11 de Janeiro / Antonio Cicero

Postado por: em jan 11, 2012 | 1 comentário

                                                                                                                          Onze

 

 

Guardar

Guardar uma coisa não é escondê-la ou trancá-la.

Em cofre não se guarda coisa alguma.

Em cofre perde-se a coisa à vista.

Guardar uma coisa é olhá-la, fita-la, mirá-la por

admirá-la, isto é, iluminá-la ou ser por ela iluminado.
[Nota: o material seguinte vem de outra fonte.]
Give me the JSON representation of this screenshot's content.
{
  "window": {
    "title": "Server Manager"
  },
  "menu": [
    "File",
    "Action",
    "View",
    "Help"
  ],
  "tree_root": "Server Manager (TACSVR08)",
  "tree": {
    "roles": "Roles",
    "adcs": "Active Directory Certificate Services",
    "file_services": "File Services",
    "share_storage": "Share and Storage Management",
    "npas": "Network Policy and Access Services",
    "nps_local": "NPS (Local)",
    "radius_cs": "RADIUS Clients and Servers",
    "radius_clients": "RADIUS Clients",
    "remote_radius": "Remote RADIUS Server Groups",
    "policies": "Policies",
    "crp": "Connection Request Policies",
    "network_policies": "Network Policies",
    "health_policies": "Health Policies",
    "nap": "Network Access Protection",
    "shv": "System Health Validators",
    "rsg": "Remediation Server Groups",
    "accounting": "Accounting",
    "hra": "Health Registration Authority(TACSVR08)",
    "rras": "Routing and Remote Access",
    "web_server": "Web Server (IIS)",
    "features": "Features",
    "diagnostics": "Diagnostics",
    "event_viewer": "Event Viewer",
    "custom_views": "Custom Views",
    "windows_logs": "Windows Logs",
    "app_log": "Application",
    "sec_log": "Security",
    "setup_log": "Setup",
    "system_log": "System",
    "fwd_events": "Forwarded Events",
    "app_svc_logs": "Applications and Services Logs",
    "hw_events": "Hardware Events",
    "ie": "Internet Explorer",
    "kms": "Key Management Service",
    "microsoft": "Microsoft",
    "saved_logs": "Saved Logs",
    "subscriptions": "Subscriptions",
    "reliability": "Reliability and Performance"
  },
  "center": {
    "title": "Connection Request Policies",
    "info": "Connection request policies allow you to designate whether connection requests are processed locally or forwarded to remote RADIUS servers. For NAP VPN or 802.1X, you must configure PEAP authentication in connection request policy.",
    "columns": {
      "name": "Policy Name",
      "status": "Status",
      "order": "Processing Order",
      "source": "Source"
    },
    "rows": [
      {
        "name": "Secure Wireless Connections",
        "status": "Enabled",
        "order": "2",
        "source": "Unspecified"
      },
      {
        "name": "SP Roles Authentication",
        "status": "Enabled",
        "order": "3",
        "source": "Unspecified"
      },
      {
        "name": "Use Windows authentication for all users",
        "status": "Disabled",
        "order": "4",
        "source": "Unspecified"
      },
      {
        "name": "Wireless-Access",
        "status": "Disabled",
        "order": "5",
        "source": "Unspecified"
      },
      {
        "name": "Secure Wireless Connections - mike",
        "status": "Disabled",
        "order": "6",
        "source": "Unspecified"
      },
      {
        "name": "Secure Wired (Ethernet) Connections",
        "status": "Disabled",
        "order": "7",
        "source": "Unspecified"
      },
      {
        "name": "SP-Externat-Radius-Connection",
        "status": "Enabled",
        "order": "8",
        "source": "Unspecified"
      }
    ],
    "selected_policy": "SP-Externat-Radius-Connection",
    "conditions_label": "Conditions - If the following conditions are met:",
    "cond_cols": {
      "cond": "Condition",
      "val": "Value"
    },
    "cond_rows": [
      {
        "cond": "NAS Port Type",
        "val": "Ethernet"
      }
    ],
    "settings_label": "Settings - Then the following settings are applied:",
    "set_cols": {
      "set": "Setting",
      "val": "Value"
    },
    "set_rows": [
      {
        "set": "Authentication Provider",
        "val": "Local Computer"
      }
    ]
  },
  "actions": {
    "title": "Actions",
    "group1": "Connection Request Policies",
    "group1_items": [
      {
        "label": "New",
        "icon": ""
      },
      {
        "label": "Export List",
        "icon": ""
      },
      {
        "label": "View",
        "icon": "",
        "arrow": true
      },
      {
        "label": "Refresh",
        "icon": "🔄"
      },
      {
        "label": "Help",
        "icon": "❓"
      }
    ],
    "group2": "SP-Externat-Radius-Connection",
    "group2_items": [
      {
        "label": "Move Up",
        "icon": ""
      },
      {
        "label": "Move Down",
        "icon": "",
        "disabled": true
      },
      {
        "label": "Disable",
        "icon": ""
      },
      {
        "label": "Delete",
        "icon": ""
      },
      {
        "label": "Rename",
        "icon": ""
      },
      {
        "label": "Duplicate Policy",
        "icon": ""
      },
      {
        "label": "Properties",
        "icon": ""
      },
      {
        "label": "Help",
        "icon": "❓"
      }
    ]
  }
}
Guardar uma coisa é vigiá-la, isto é, fazer vigília por

ela, isto é, velar por ela, isto é, estar acordado por ela,

isto é, estar por ela ou ser por ela.

Por isso melhor se guarda o voo de um pássaro

Do que um pássaro sem voos.

Por isso se escreve, por isso se diz, por isso se publica,

por isso se declara e declama um poema:

Para guarda-lo:

Para que ele, por sua vez, guarde o que guarda:

Guarde o que quer que guarda um poema:

Por isso o lance do poema:

Por guardar-se o que se quer guardar.

 

 

(Antonio Cicero)

Idealizador do “Banco Nacional de Idéias”, Antonio Cicero é poeta e pensador. Palestrante em vários encontros filosóficos pelo mundo a fora, continua trabalhando a palavra entre o lirismo e a razão, testemunhando que poesia e filosofia moram debaixo do mesmo teto.  Sua poética também virou verso de várias canções – mais de 100.

09 de Janeiro/ Carlos Saldanha

Postado por: em jan 9, 2012 | 1 comentário

                                                                                                    Nove

                                          SHEN HSIU

Havia um monje

Que lustrava a careca

Para que sua cabeça

Fosse como se um espelho:

Refletisse tudo

E não guardasse nada.

 

( Carlos Saldanha)

Não. Este aqui não é o produtor do filme a Era do Gelo. O Saldanha dessa brilhante tira poética faz parte da já mencionada Geração Marginal (aqui representada pelo Francisco Alvim – 08 – e Chacal – 05). Apareceu com esses dois senhores na famosa antologia “26 Poetas Hoje” organizada por Heloisa Buarque de Hollanda em 1975 no Rio de Janeiro. (Há muito tempo atrás não é?)

 

 

08 de Janeiro / Francisco Alvim

Postado por: em jan 8, 2012 | 3 comentários

                                                                                                 Oito 

  Em cima da cômoda

  uma lata, dois jarros, alguns objetos

  entre eles três antigas estampas

  Na mesa duas toalhas dobradas

  uma verde, outra azul

  um lençol também dobrado livros chaveiro

  Sob o braço esquerdo

  um caderno de capa preta

  Em frente uma cama

   cuja cabeceira, abriu-se numa grande fenda

   Na parede alguns quadros

 

    Um relógio, um copo.

 

                                            ( Luz – Francisco Alvim)

Prêmio Jabuti

 O cotidiano deste diplomata aparece aqui não como resultado duma alma sem grandes esperanças; o que o levaria, segundo alguns,  a se concentrar em cadernos, camas e cabeceiras. Ele pertence a uma geração de poetas que viu brilhar esse feixe de luz sobre as coisas simples da vida. A leitura que faço passa por esse re-encontro com a experiência pessoal do dia a dia; uma oportunidade de tocar aquilo que está a nossa volta.

 

06 de Janeiro / Guimarães Rosa

Postado por: em jan 6, 2012 | 1 comentário

                                                                                                                            Seis

 

O Sertão de Guimarães Rosa é cheio de variações, de personagens que saltam do texto quase que palpáveis por serem todos soprados pelo próprio povo das Gerais. Povo de poesias… Aqui vai um pequeno trecho onde Riobaldo fala da alma e de ‘muita religião, seu moço!’. Um recorte precioso que exemplifica o sincretismo da nossa gente.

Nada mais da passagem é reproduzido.